The classics always make popular Christmas gifts – and there’s no rest for Winnie-the-Pooh this year, who stars in a new spinoff tale. Jane Riordan’s Once There Was a Bear (Farshore, £ 14.99) is the prequel to the original AA Milne stories, taking us back to the time when Pooh was bought for baby Christopher Robin. (“Once upon a time there was a bear sitting on a shelf in a very large store called Harrods.”) Milne scholars may choke on their honey, but Riordan’s version, illustrated by Mark Burgess, has enough charm to get the ringtone crates.

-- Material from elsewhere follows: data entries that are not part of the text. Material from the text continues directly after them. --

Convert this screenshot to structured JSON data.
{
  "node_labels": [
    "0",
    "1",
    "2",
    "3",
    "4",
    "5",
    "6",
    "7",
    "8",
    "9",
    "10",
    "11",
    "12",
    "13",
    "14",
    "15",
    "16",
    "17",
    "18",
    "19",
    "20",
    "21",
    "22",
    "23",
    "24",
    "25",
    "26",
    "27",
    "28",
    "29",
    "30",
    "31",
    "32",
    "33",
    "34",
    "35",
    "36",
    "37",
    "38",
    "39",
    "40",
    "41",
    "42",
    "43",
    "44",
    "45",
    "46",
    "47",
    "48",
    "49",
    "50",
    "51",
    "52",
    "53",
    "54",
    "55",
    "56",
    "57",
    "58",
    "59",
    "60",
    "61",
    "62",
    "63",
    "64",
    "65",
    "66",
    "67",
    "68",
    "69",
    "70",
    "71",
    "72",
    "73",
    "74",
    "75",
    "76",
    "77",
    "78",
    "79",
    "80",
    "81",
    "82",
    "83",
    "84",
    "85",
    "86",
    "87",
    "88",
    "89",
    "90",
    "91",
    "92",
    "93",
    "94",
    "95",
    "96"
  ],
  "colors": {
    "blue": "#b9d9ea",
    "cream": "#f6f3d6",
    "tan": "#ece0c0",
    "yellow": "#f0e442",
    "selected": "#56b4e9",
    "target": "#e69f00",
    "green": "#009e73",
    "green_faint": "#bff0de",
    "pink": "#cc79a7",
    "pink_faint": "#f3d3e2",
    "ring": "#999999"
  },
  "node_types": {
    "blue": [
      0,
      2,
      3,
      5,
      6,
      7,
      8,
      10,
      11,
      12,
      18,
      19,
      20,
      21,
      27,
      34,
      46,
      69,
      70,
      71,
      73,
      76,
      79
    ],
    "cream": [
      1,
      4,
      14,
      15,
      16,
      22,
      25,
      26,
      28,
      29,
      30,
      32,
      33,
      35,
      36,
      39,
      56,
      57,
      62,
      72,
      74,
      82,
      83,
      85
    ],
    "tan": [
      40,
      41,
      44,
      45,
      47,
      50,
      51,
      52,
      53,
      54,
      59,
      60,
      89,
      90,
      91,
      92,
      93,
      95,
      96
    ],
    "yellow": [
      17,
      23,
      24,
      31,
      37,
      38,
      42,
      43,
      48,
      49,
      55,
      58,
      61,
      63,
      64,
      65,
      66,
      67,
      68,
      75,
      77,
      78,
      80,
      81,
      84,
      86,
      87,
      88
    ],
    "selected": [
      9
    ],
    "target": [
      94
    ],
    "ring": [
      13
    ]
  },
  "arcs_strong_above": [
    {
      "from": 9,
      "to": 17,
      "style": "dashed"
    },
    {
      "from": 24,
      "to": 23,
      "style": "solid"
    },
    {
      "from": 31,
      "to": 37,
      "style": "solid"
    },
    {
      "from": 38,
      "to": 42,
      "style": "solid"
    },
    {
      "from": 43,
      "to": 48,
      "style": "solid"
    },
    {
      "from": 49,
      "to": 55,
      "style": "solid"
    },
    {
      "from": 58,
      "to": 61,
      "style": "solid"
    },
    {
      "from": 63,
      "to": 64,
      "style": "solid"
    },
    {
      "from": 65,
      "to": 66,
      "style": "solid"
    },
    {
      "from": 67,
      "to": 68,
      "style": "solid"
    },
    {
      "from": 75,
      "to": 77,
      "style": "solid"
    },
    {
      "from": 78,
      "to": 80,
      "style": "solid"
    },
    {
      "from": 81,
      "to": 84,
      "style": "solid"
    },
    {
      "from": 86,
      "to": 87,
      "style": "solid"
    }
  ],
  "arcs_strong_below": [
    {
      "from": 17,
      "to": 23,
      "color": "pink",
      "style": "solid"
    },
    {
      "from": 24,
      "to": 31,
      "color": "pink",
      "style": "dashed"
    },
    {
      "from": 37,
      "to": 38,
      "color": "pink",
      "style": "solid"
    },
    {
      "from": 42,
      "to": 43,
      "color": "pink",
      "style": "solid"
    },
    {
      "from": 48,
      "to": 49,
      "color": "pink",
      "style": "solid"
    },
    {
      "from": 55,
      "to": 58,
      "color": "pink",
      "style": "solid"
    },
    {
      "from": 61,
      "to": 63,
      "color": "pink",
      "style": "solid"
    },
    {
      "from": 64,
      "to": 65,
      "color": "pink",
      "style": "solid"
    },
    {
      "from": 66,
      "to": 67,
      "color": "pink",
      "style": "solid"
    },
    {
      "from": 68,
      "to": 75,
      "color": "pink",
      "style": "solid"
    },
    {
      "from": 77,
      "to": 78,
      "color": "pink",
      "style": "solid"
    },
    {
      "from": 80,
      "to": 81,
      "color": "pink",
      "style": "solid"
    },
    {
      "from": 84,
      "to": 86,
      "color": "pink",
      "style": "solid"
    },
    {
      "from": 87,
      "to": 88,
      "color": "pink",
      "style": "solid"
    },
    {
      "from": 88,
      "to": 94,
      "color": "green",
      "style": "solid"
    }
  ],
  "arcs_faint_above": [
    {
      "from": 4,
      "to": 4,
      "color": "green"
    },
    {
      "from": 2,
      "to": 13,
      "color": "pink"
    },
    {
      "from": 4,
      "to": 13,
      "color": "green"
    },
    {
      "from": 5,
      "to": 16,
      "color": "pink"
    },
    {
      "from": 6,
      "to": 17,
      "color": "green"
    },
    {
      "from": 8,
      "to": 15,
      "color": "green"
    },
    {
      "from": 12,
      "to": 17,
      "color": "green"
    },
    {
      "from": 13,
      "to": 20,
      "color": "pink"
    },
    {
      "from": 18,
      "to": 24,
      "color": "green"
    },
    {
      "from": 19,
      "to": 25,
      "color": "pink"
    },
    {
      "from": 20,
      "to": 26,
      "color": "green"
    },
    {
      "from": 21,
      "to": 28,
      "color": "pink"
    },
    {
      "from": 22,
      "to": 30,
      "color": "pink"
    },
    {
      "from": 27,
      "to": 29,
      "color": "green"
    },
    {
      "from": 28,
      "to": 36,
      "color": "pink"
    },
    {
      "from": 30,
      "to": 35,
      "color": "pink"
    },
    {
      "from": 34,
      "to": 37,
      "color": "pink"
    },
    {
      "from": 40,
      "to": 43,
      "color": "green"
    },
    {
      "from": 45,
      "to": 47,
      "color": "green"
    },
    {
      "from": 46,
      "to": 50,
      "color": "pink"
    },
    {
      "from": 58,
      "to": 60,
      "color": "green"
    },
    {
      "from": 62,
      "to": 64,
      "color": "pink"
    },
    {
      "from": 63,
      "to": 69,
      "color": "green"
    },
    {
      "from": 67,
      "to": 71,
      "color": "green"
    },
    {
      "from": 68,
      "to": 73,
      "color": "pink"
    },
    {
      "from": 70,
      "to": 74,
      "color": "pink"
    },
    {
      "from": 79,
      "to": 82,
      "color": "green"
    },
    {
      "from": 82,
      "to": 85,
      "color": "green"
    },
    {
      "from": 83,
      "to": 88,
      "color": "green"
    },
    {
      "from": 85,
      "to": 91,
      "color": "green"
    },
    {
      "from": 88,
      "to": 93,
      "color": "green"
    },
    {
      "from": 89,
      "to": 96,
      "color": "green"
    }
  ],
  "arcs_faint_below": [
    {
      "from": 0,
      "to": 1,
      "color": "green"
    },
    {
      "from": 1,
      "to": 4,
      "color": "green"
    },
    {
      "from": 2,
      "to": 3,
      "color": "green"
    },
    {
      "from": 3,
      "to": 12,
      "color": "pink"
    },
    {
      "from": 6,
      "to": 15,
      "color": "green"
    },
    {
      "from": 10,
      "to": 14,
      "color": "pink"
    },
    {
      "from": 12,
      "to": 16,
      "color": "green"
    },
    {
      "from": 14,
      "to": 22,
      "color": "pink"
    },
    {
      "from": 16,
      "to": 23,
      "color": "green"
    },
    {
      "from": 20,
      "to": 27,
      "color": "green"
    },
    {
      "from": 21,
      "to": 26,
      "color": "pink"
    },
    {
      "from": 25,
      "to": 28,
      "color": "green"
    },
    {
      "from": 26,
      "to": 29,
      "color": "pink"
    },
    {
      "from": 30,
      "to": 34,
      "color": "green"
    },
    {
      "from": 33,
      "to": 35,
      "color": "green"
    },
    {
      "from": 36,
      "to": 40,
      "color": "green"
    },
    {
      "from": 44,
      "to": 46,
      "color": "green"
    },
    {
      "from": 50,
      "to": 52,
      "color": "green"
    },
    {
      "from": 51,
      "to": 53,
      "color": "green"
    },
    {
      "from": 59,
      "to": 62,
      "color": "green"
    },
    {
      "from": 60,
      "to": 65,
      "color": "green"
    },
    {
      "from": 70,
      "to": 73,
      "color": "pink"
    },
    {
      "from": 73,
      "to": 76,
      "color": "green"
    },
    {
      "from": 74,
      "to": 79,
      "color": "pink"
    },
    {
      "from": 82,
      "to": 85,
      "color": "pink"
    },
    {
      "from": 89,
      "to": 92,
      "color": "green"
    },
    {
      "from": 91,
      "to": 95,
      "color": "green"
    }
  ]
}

The secret garden (Nosy Crow, £ 14.99) has also had a facelift. “Mary Lennox was born under a jewel-colored sky in a dusty land of gold,” begins the edition of Geraldine McCaughrean’s picture book, which bottles Frances Hodgson Burnett’s 96-page novel, galloping through it all. key narrative events.
And for older readers, in The Primrose Railway Children (Puffin, £ 12.99), Jacqueline Wilson reinvents the E Nesbit classic through a new set of kids – Phoebe, Perry and Becks – who move to the countryside when their father mysteriously disappears. There is a lot of drama and a heavy dose of Wilsonian reality. The author has abandoned the magical element of the original: in its “modern” version, she explains, there are no “easy solutions”.
Little Bear by Richard Jones (Simon & Schuster, £ 12.99) is the enchanting story of a boy who finds a little polar bear deep in his garden. As their bond grows, so does the bear, until the boy accepts that it is time for his friend to return home. For very young readers more interested in touch than in the dramatic arc, My Magic Santa (Campbell, £ 6.99) is a cheerfully festive hardback, with push and pull mechanisms to keep little paws busy. (“On a magical sleigh with its presents stacked, / Santa Claus left as the elves waved goodbye to him.”)
For children aged seven and over, Three little vikings by Bethan Woollvin (Two Hoots, £ 12.99) is the triumphant story of three young Viking girls, who must save their village when their chief refuses to listen: “‘Chief,’ Helga said, ‘there is something scary outside! ‘ ‘Absurdity!’ replied the chief, “I know it’s only a thunderstorm … and I know the best!” Polly Pecorino: the girl who saves animals (Walker, £ 10.99), a debut novel by illustrator Emma Chichester Clark, a young girl determined to save a cub stolen by ruthless zookeepers. It’s a fast-paced story, told with the quiet charm of Chichester Clark’s picture books.